Our first night on Beautiful Campus Where Friendly Green Conference Was Held, my roommates and I went out to find a grocery store. As we walked down the road, I spotted a couple of rabbits on the embankment, eating grass in the afternoon light.
“Oh, aren’t they cute?”
“Shh … don’t scare them.”
We stopped, charmed by the chance encounter with some urban wildlife.
“Aw, look, there’s a baby one.”
“They don’t even seem afraid.”
On our walk back, we noticed more rabbits as we came onto campus. Black rabbits, this time. And then some white ones. Unlike wild rabbits who dart away at any movement, these rabbits paid no attention to us. It was dusk when we reached the lawn nearest our dorm suite, grass that was cropped suspiciously short. Dark shapes, perhaps thirty or forty of them, came crawling across the open space.

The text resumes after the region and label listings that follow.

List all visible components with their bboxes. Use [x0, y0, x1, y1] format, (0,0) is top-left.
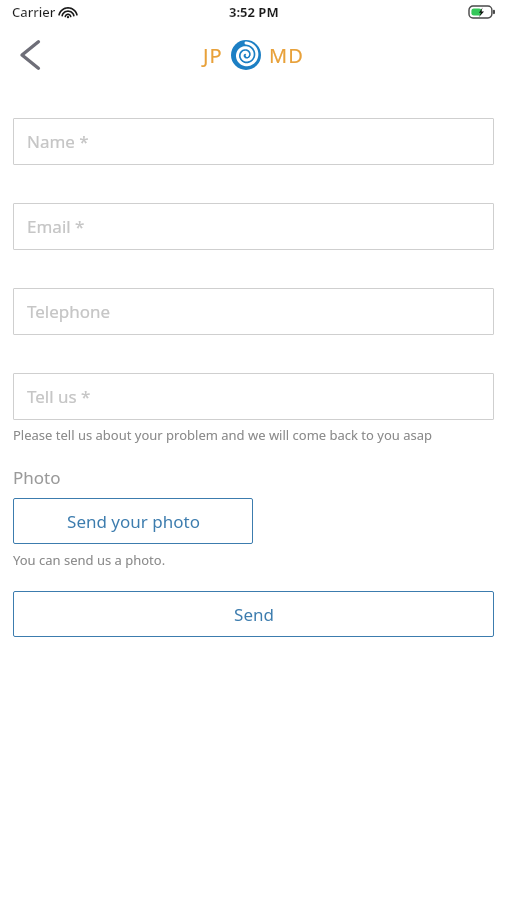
staticText: Name * — [27, 130, 89, 153]
staticText: Please tell us about your problem and we… — [13, 426, 433, 444]
staticText: Send — [234, 603, 274, 626]
button[interactable]: Back — [8, 33, 52, 77]
staticText: JP — [203, 42, 223, 69]
button[interactable]: Send your photo — [13, 498, 253, 544]
staticText: You can send us a photo. — [13, 551, 166, 569]
staticText: Send your photo — [67, 510, 200, 533]
button[interactable]: Tell us * — [13, 373, 494, 420]
staticText: 3:52 PM — [229, 3, 279, 21]
button[interactable]: Send — [13, 591, 494, 637]
button[interactable]: Name * — [13, 118, 494, 165]
staticText: MD — [269, 42, 304, 69]
button[interactable]: Email * — [13, 203, 494, 250]
staticText: Carrier — [12, 3, 56, 21]
staticText: Telephone — [27, 300, 111, 323]
button[interactable]: Telephone — [13, 288, 494, 335]
staticText: Photo — [13, 466, 61, 489]
staticText: Email * — [27, 215, 85, 238]
staticText: Tell us * — [27, 385, 91, 408]
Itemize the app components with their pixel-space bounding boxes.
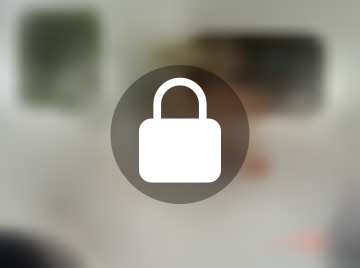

Three rabbits eating grass in the sun is cute. Forty rabbits approaching in the dusk is creepy.
For the next seven days, between plenaries and concurrent sessions and meals in the dining hall, we talked about the rabbits. They were everywhere. Hundreds of rabbits, someone said. No, thousands, said someone else. They’d begun as pet rabbits dumped onto the campus, an environment with so few predators that they had bred like … well, like rabbits.
One colleague said he was tempted to jettison his paper and instead do an ecocritical analysis of Night of the Lepus, the 1972 horror film in which people are terrorized by mutant rabbits.
“Can you imagine what this place must look like at Easter time?” asked another colleague. “Eggs everywhere!”
Jokes turned to serious discussion: it was pretty easy to see that the rabbits who conveniently kept the lawns cut short were also destroying any native vegetation. They are as much a nuisance as a source of entertainment.
Many of us had been talking about Alisa Smith and J.B.Mackinnon’s book The 100-Mile Diet: A Year of Local Eating which chronicles a couple’s attempt to eat only foods that came from within a hundred miles of where they live. “Eat local” has become the new mantra amongst food activists. So the solution to the rabbit problem on campus seemed obvious to us: scoop those tame rabbits up and feed them to the students.
We never did get to propose our idea to anyone who might enact it, but the jokes and conversations about the rabbits continued. When I walked through the campus late at night, the flocks of rabbits, usually sitting motionless and staring at me, gave me chills. Many of my colleagues, on the other hand, found them cute. Between sessions, I’d see colleagues crouched on the ground, photographing the bunnies.
“Where’s the next conference?” asked Curly Hair. “I’m hoping for alligators or maybe bears.”
“How come you never mentioned the rabbits?” I asked Charming Canadian Host. I may have sounded a bit accusing, but after all, he spent a whole weekend with the leadership team when we were planning the conference and he never mentioned rabbits. Not even once.
He shrugged. “If your campus was infested with rats, would you tell everyone?”